The New Jerusalem Bible:
Ecclesiasticus / Sirach – Chapter 42:22-25
22 How lovely, all his works, how dazzling to the eye! 23 They all live and last for ever, and, whatever the circumstances, all obey. 24 All things go in pairs, by opposites, he has not made anything imperfect: 25 one thing complements the excellence of another. Who could ever grow tired of gazing at his glory?
My poetry has been my therapy over the years. In 1993, an unusual traumatic event occurred with me. Poetry over the years has been my sorting out process. I have always had a strong spiritual nature balanced by strong doubt. During period of tremendous confusion, my poetry (sometimes more like stories my son thinks) helped me remember who I am, how I feel, and what I think and always have from a child. The theme I hope comes through is that we should not have our heads too far into the clouds or too deeply into the dirt. Life lives as balance somewhere in the middle with little visits to both edges. All 56 years of my life I have lived in Michigan. I was born in Kalamazoo September 16, 1958. My parents separated when I was young do to my mother’s mental illness. Dad died in 1965 at 29 from a cerebral hemorrhage.
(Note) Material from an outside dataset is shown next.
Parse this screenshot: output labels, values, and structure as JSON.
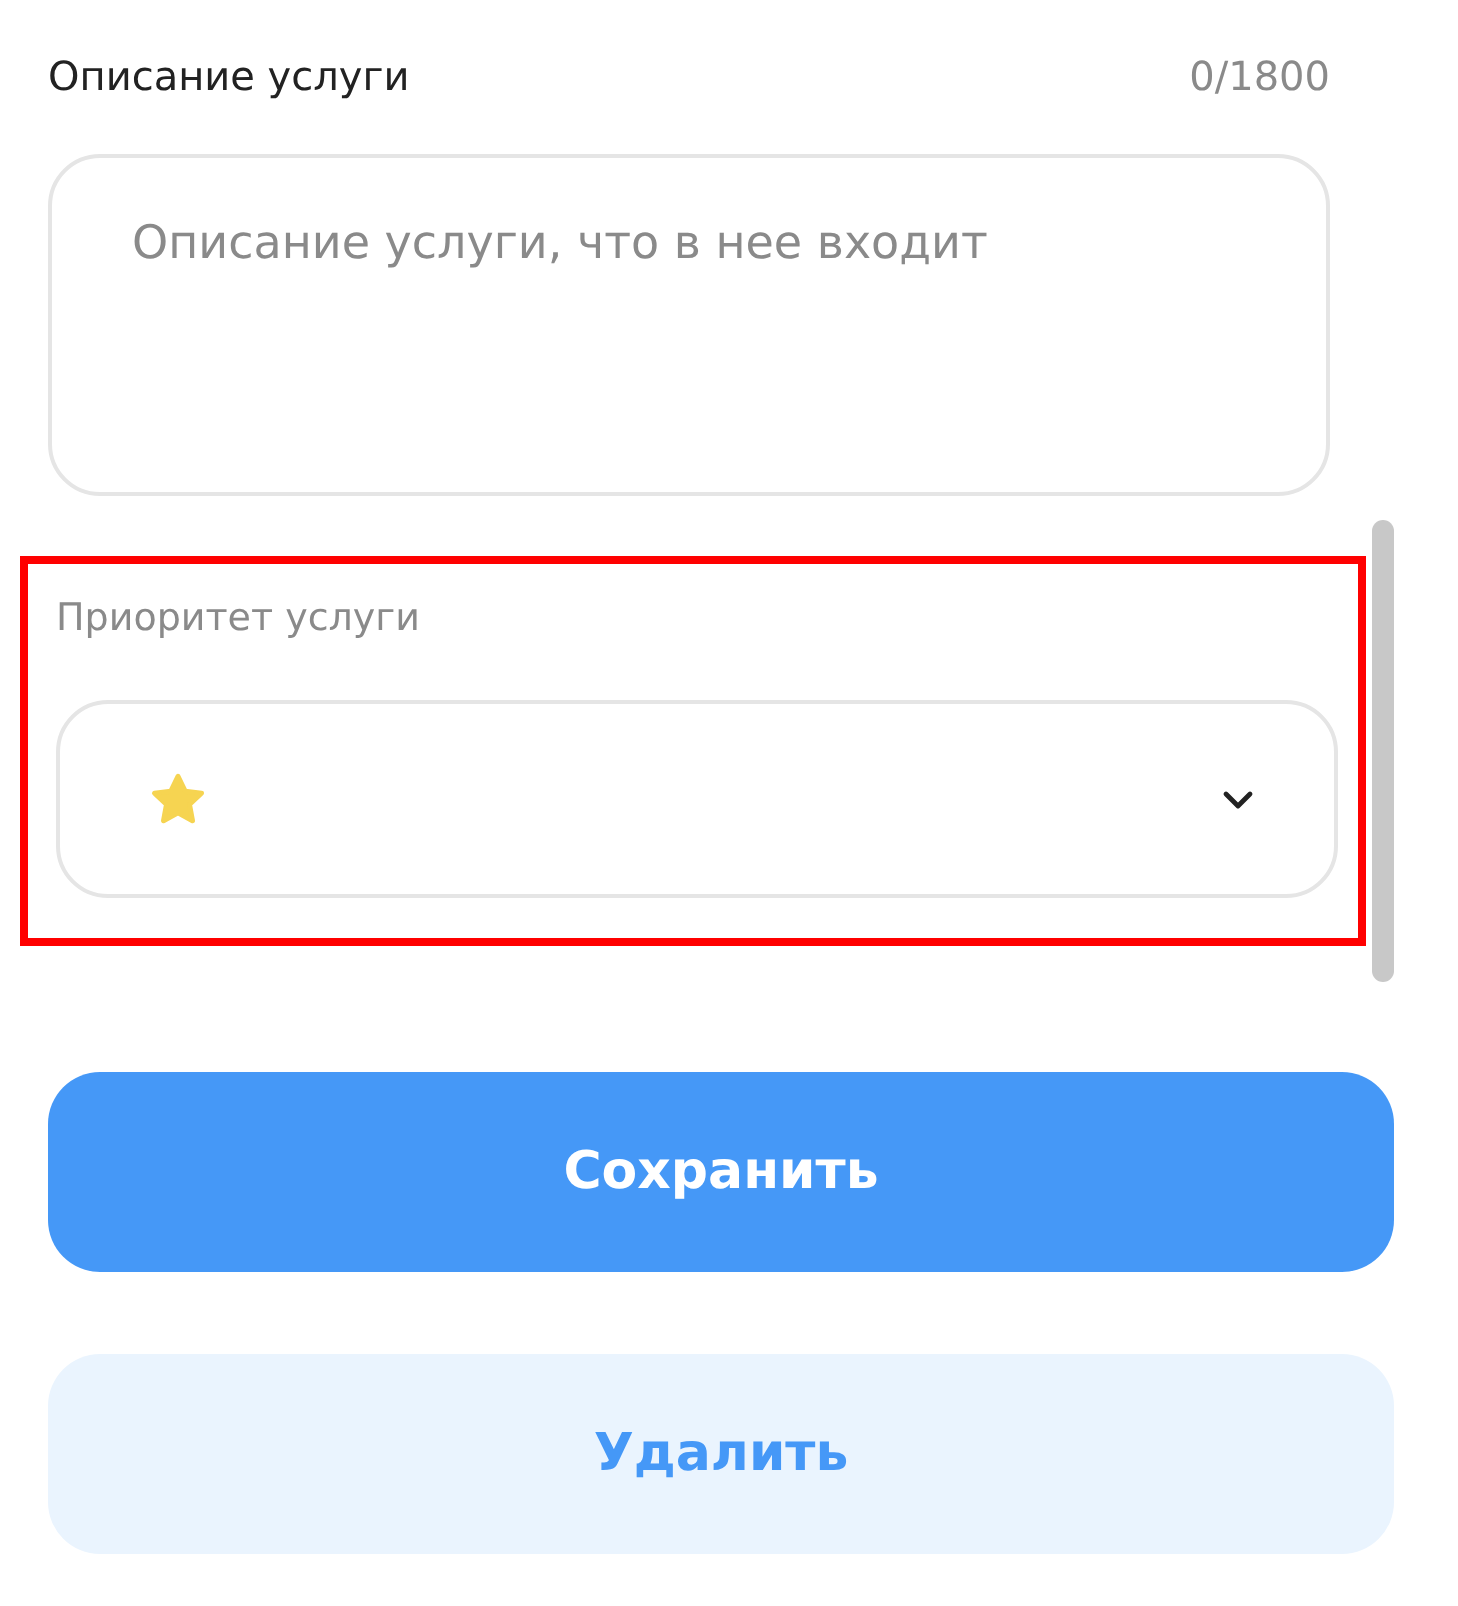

I was 6 when he passed. Grandma Peggy (my dad’s mother) went to court 7 times in a year and a half to fight for my younger sister (Kim who was mentally impaired) and me, because my dad had asked her too. She won custody of us. So, I lived with her in Bangor, Michigan through high school and college. I didn’t begin to write poetry until I went to live with my aunt (my mother’s sister) in Wartervliet, Michigan while attending Lake Michigan College in Benton Harbor. My aunt lived near my mother and her mother (my Grandma Elsie). After 2 years there, I attended Western Michigan University in Kalamazoo. I graduated with a Bachelor of Arts major in English and minor in Elementary Education. Right out of college fall of 1984 I was hired at St. Mary’s in Paw Paw, Michigan as a kindergarten teacher. I taught kindergarten for 1 year half days and was moved into a full-time first grade position for three years. I met my husband Gary during that time. On October 17, 1987, we married and I moved to Fennville, Michigan where I still live. Gary and I have a son age 24 and a daughter age 19.